Research shows that individual pictures are not well suited to capture issues of educational justice, equity and inclusion. Refugees and disabled people are not always well represented visually. Images of refugees often “depict ragged people behind barbed wire fences or on a shaky boat heading to shore” (University of Helsinki, 2020). Crowther (2020) explains that stock photographs of disabled people usually rely on stereotypes.
We encountered various problems when searching for images in free to use sites like Unsplash and Pexels. Our search terms are ‘refugees’ ‘disability’ ‘education’ and ‘Africa’, but nothing matches all four of these together. So we tried ‘refugee education Africa’ and ‘disability education Africa’. These yield results, none of which are satisfactory. Problems include:
– The term ‘Africa’ triggers animal and landscape shots in Unsplash, reinforcing the narrative that Africa is wild and untamed.
– Pictures of Africa on globes and maps are offered in both Unsplash and Pexels, serving as a visual metaphor for something that is distant and foreign.
– Education is abstracted in both sites through pictures of books, pencils and classrooms. This erases the humans involved in teaching and learning.
– Both sites have a small number of pictures of African children in classrooms or in a school playground. We do wonder if the children in the images have given consent for their photographs to be made freely available. Pexels offer pictures of white people in well-resourced libraries and classrooms. The contrast is stark: Education for African children is in crowded classrooms, sitting in regimented rows. Education for white people (adults and children) is individualised, engaging, it makes people happy and is supported with books and technology.
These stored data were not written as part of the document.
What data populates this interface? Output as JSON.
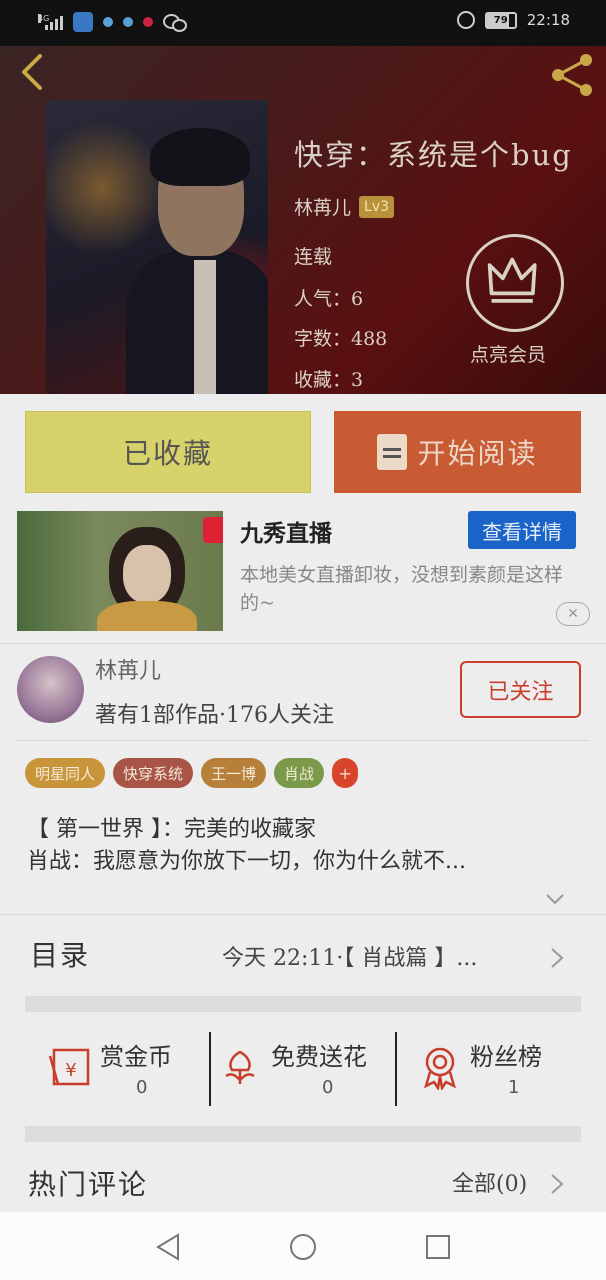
{
  "status_bar": {
    "network": "4G",
    "battery": "79",
    "time": "22:18"
  },
  "book": {
    "title": "快穿：系统是个bug",
    "author": "林苒儿",
    "level": "Lv3",
    "status": "连载",
    "popularity": "人气：6",
    "word_count": "字数：488",
    "favorites": "收藏：3",
    "vip_label": "点亮会员"
  },
  "actions": {
    "favorited_label": "已收藏",
    "read_label": "开始阅读"
  },
  "ad": {
    "title": "九秀直播",
    "detail_label": "查看详情",
    "description": "本地美女直播卸妆，没想到素颜是这样的~",
    "close": "✕"
  },
  "author_card": {
    "name": "林苒儿",
    "stats": "著有1部作品·176人关注",
    "follow_label": "已关注"
  },
  "tags": [
    {
      "label": "明星同人",
      "color": "#c9953a"
    },
    {
      "label": "快穿系统",
      "color": "#a85446"
    },
    {
      "label": "王一博",
      "color": "#b6803a"
    },
    {
      "label": "肖战",
      "color": "#7a9a4a"
    }
  ],
  "tag_more": "+",
  "synopsis": {
    "line1": "【 第一世界 】：完美的收藏家",
    "line2": "肖战：我愿意为你放下一切，你为什么就不..."
  },
  "toc": {
    "label": "目录",
    "latest": "今天 22:11·【 肖战篇 】..."
  },
  "stats": [
    {
      "label": "赏金币",
      "value": "0",
      "icon": "red-envelope-icon"
    },
    {
      "label": "免费送花",
      "value": "0",
      "icon": "flower-icon"
    },
    {
      "label": "粉丝榜",
      "value": "1",
      "icon": "ribbon-badge-icon"
    }
  ],
  "comments": {
    "label": "热门评论",
    "all_label": "全部(0)"
  },
  "colors": {
    "accent_red": "#c83d2c",
    "read_button": "#c85a34",
    "favorite_button": "#d8d26a",
    "ad_button": "#1a63c7"
  }
}
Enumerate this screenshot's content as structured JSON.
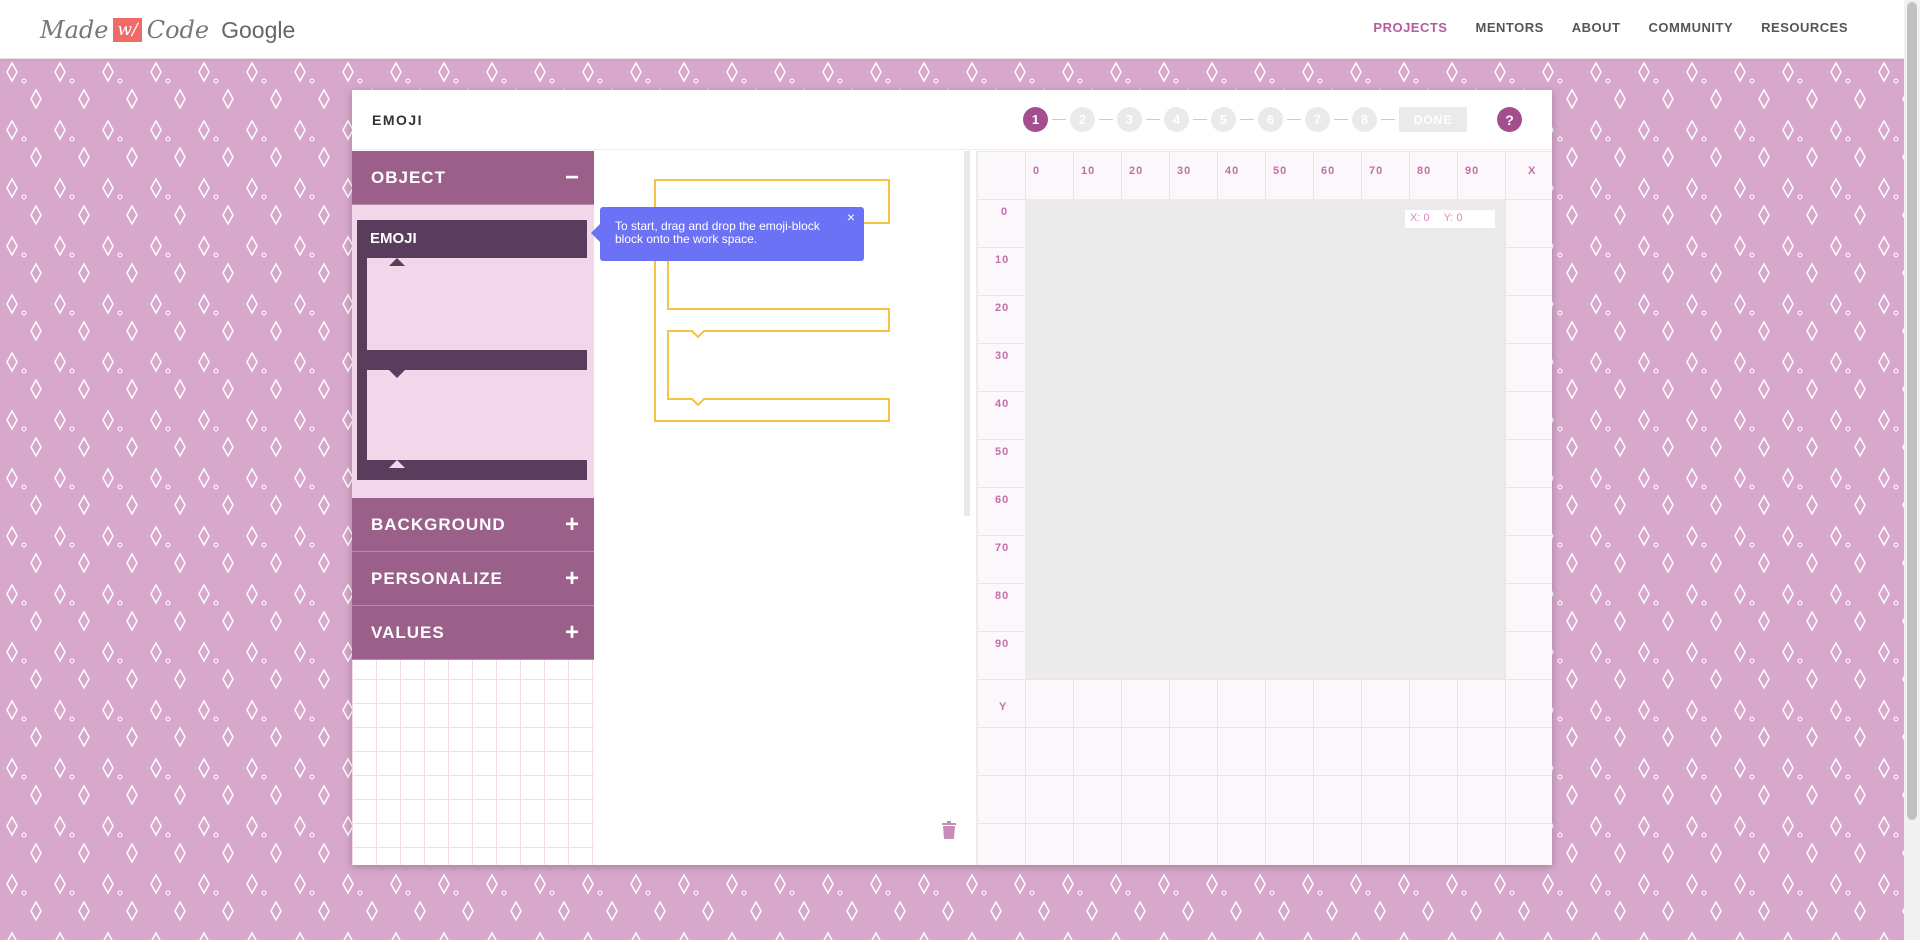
{
  "brand": {
    "made": "Made",
    "w": "w/",
    "code": "Code",
    "google": "Google"
  },
  "nav": [
    "PROJECTS",
    "MENTORS",
    "ABOUT",
    "COMMUNITY",
    "RESOURCES"
  ],
  "project": {
    "title": "EMOJI",
    "steps": [
      "1",
      "2",
      "3",
      "4",
      "5",
      "6",
      "7",
      "8"
    ],
    "done_label": "DONE",
    "help_label": "?"
  },
  "toolbox": {
    "categories": [
      {
        "label": "OBJECT",
        "sign": "−"
      },
      {
        "label": "BACKGROUND",
        "sign": "+"
      },
      {
        "label": "PERSONALIZE",
        "sign": "+"
      },
      {
        "label": "VALUES",
        "sign": "+"
      }
    ],
    "block_label": "EMOJI"
  },
  "tooltip": {
    "text": "To start, drag and drop the emoji-block block onto the work space.",
    "close": "×"
  },
  "grid": {
    "x_ticks": [
      "0",
      "10",
      "20",
      "30",
      "40",
      "50",
      "60",
      "70",
      "80",
      "90"
    ],
    "y_ticks": [
      "0",
      "10",
      "20",
      "30",
      "40",
      "50",
      "60",
      "70",
      "80",
      "90"
    ],
    "x_axis": "X",
    "y_axis": "Y",
    "coords": {
      "x": "X: 0",
      "y": "Y: 0"
    }
  },
  "colors": {
    "accent": "#a34f8f",
    "category": "#9a6089",
    "block": "#5a3d5c",
    "tooltip": "#6c72f5",
    "outline": "#f5c242"
  }
}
We did not want to choose pictures that reinforce negative stereotypes of Africa as exotic and distant, and the continent’s children as poor and pitiable. We finally chose this picture (https://unsplash.com/@alexradelich) to accompany our international policy brief. It comes with the tags Africa, Uganda, African boy.
We had some reservations:
– The context (Uganda) is only evident in the photograph’s meta-information. The picture itself has little to identify where it was taken and so it becomes a picture of everywhere and no-where. This decontextualisation is a way to minimise scrutiny of historical and geographical patterns of oppression and exclusion in education.
– Education is not explicit in this picture. Often signifiers of education are absent in images used to convey inclusive education (Walton & Dixon, 2021). Additionally for this project, we need to convey who is included in schooling. In Africa, not all children are in education. UNESCO says,
“Of all regions, sub-Saharan Africa has the highest rates of education exclusion. Over one-fifth of children between the ages of about 6 and 11 are out of school, followed by one-third of youth between the ages of about 12 and 14. According to UIS data, almost 60% of youth between the ages of about 15 and 17 are not in school.“
Our research shows that disabled refugees, especially girls and women, often find it difficult to access education. Once in school, they do not always get the support they need, and sometimes they experience bullying and discrimination. Many disabled refugee students leave school early and have no pathways into further educational opportunities and work. A picture without education makes it difficult to ‘show’ what we are saying about their access into and through education.
But there was a lot that we liked:
– The focus on the individual child. His disability and or refugee status isn’t apparent from the visual information given. Our research shows that it is important not to essentialise, that is, to assume things about people because of some aspect of their identity.
– This is a medium shot and the child looks directly at the camera, forcing the viewer into a relationship with the child and his world. This is in contrast with some of the wide angle distant classroom shots, where the viewer can gaze dispassionately on a class of children.
– The fact that it is taken in Uganda, one of our project sites.
– The twine ‘cat’s cradle’, which is an indigenous game in many places, including Africa, is foregrounded, and we think this offers a useful visual metaphor for the complexity that we need to convey. The road in the background reinforces the journeys that refugees have taken.